Energisch schüttelte sie den Kopf. „Ich habe nichts mit den Rebellen zu tun, Mylady, das schwöre ich Euch bei allem was mir heilig ist." Sie drückte sich noch etwas näher an die Stangen und begann zu flüstern. „Erinnert Ihr Euch an den Brief, den Ihr bekamt?"

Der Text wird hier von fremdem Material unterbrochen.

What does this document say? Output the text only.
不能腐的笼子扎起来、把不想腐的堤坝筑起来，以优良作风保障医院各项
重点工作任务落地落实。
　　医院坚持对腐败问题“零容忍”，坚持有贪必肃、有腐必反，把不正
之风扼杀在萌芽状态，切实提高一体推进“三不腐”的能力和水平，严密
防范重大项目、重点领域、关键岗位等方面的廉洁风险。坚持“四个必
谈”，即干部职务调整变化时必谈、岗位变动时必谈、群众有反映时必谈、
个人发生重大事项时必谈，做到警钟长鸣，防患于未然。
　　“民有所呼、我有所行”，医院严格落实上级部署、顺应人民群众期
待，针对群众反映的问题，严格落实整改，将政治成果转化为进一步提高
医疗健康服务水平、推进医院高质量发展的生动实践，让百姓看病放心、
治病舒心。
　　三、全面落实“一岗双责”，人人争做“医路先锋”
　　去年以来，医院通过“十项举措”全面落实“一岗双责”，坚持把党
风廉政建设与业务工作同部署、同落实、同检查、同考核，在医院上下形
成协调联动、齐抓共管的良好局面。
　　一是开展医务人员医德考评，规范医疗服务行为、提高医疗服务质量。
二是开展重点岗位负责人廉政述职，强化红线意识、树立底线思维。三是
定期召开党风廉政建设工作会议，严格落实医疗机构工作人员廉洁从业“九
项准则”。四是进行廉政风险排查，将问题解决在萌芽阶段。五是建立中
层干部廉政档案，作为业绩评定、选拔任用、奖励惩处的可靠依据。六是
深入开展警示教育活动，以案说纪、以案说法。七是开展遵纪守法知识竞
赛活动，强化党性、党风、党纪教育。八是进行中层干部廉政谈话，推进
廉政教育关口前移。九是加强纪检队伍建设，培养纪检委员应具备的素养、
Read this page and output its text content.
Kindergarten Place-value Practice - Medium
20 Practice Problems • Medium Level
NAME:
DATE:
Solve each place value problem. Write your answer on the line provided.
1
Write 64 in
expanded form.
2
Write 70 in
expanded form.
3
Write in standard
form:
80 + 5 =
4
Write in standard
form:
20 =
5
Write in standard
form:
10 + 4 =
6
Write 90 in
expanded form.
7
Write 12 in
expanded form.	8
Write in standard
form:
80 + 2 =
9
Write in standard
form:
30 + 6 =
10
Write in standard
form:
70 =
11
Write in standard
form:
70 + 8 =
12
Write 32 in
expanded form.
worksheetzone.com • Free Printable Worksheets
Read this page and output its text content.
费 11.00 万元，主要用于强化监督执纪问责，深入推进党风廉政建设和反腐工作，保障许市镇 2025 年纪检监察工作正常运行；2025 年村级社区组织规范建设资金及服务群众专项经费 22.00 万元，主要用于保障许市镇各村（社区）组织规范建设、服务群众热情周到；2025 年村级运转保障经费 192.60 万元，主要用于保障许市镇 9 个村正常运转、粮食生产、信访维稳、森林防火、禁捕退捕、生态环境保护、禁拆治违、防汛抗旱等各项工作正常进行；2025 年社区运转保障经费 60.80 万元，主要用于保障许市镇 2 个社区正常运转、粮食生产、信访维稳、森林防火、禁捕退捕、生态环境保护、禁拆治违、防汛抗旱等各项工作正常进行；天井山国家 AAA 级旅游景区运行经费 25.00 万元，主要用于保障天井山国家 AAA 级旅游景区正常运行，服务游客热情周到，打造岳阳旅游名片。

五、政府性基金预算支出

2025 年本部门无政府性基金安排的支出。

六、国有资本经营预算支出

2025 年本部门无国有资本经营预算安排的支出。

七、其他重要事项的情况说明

Erschrocken zuckte ich etwas zurück. „Woher weißt du von..."

„Ich schrieb ihn."

„Du?" Völlig schockiert starrte ich sie an. Sie erwiderte den Blick ruhig. In dem dumpfen Fackellicht wirkten ihre Augen komplett schwarz. „Aber..."

„Ihr meint wegen dem Absender?" Sie lächelte leicht. „Ich wusste womit ich unterzeichnen musste, damit Ihr garantiert hingehen würdet."

Augenblicklich stieg das Schamgefühl in mir auf, doch sie musterte mich nur sanft.

Mir war nicht einmal bewusst, dass Roya schreiben konnte. Unüblich für eine ehemalige Sklavin vom Westkontinent.

„Wenn man so aufgewachsen ist wie ich, dann achtet man auf vieles. Und man weiß auch, was um einen herum passiert. Ich selbst lebte viele Jahre in den Schatten und ich erkenne Menschen, die sich ebenfalls in den Schatten bewegen. Deshalb habe ich öfter mitbekommen, wie die Rebellen sich trafen und ihre finsteren Pläne schmiedeten. Ich wollte mich da heraushalten. Ich wollte die Dinge geschehen lassen und die Menschen, die glauben die Macht über alles Geschehen zu haben, sich darum kümmern lassen. Niemand hätte mir zugehört. Doch dann passierte der Mord an dem Lord von Sonnenhöh. Und ich wusste, dass sich Menschen, die zu einem solchen Schritt bereit sind, niemals damit zufrieden geben würden. Wenn sie einmal das Blut geleckt und in dem Schrecken gebadet haben, entfaltet sich die ganze Gier. Also hörte ich wieder hin. Und ich hörte, dass sie zu schlimmerem bereit waren. Zu schlimmerem, das Euch betrifft, Mylady." Sie hielt kurz inne und zog besorgt die Augenbrauen hoch. „Ich dachte Euer Bruder würde sie von Euch fern halten. Ich dachte er würde dafür sorgen, dass sie niemals Euch schaden würden, um Lord Thymeris Schaden zuzufügen. Doch ich musste feststellen, dass ich mich verschätzt hatte." Ein bitteres Lächeln zog sich über ihr Gesicht, gleichzeitig fuhr ein dumpfer Schmerz durch meinen Brustkorb. Sie senkte den Blick zu Boden und lehnte die Stirn gegen den Stab vor ihr. „Eine Weile haderte ich mit mir. Ich wollte Euch schützen, doch ich wusste nicht wie. Niemand außer Euch würde mir zuhören und auch hättet Ihr es nicht mit eigenen Augen gesehen, sondern nur aus der Aussage Eurer Zofe. Daher entschied ich, dass Ihr es selbst erfahren musstet, auch wenn es Euch in Gefahr brachte.